Júlio Pontes
Há pouco tempo, o TikTok era a rede social para fazer “dancinhas”. Hoje, com mais de 2 bilhões de usuários ativos por mês (só no Brasil são quase 100 milhões), nenhuma equipe de comunicação política ignora a importância da plataforma.
Ainda que os próprios candidatos não tenham costume de usá-la e que não seja permitido o tráfego pago para temas sociais e políticos, assessores são cobrados diariamente por seus chefes que querem atingir “público mais jovem”.

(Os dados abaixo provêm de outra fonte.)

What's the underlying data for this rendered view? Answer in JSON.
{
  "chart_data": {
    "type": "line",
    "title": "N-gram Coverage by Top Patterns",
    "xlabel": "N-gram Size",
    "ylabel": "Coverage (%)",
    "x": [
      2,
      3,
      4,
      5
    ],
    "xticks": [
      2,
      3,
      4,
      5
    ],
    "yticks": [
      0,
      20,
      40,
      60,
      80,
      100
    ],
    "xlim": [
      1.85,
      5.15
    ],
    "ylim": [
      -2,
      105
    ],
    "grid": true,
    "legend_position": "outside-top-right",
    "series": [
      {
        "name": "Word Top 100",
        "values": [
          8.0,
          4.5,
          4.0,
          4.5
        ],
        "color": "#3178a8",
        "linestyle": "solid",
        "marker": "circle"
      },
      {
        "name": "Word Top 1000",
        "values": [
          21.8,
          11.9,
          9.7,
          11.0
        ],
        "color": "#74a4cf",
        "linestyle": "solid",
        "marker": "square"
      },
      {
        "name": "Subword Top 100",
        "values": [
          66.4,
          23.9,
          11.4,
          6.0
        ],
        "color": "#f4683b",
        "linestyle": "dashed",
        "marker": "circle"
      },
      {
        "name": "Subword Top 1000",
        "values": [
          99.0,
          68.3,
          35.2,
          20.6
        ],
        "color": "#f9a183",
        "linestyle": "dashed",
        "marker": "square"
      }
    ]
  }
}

Em um passado não tão distante, os políticos que tinham maior afinidade com as redes sociais eram classificados, de maneira pejorativa, de “tiktokers”. É bem verdade que os opositores ainda tentam emplacar o apelido nos mandatários mais acostumados com o ambiente digital.
Porém, a alcunha perde recorrência a cada ano. E quem determinou isso foram os resultados das urnas nas eleições de 2024. Em grandes capitais, como Recife, Maceió e Florianópolis, os prefeitos vencedores com grande aprovação (todos em primeiro turno)) tinham como prioridade o marketing digital.
Apesar de defender há anos que políticos precisam considerar elementos como humor nas suas redes sociais, reforço que é preciso ponderar a história e o perfil de cada caso.
A mais recente polêmica envolvendo “dancinha” foi protagonizada pelo senador Flávio Bolsonaro (PL-RJ), que se tornou alvo de críticas (de ambos os lados da polarização) após dançar em evento político em Roraima, no dia em que seu pai, o ex-presidente Jair, foi internado no DF Star.
Mas não só por isso. O público do senador não estava acostumado a vê-lo dançando funk. Flávio foi classificado pelo também presidenciável Renan Santos (Missão) como “completo retardado”. Seu correligionário Gustavo Gayer (PL-GO) brincou que o Zero Um “imitou um orangotango”.
Especialistas recordam que a “dancinha” segue um padrão implementado por extremistas de direita, como os presidentes Donald Trump (EUA) e Javier Milei (Argentina).
As semelhanças com Trump e Milei não param por aí: assim como o norte-americano e o argentino, Flávio tenta passar mensagens através das peças de roupas. Se eles usavam bonés com slogans, o brasileiro escreveu na camisa que o “Nordeste é solução”.
Em outubro, saberemos se a “dancinha” do “presidente tiktoker” vai se traduzir em votos na região que é a “solução”, onde as pesquisas eleitorais apontam ampla vantagem para o presidente Luiz Inácio Lula da Silva, do PT.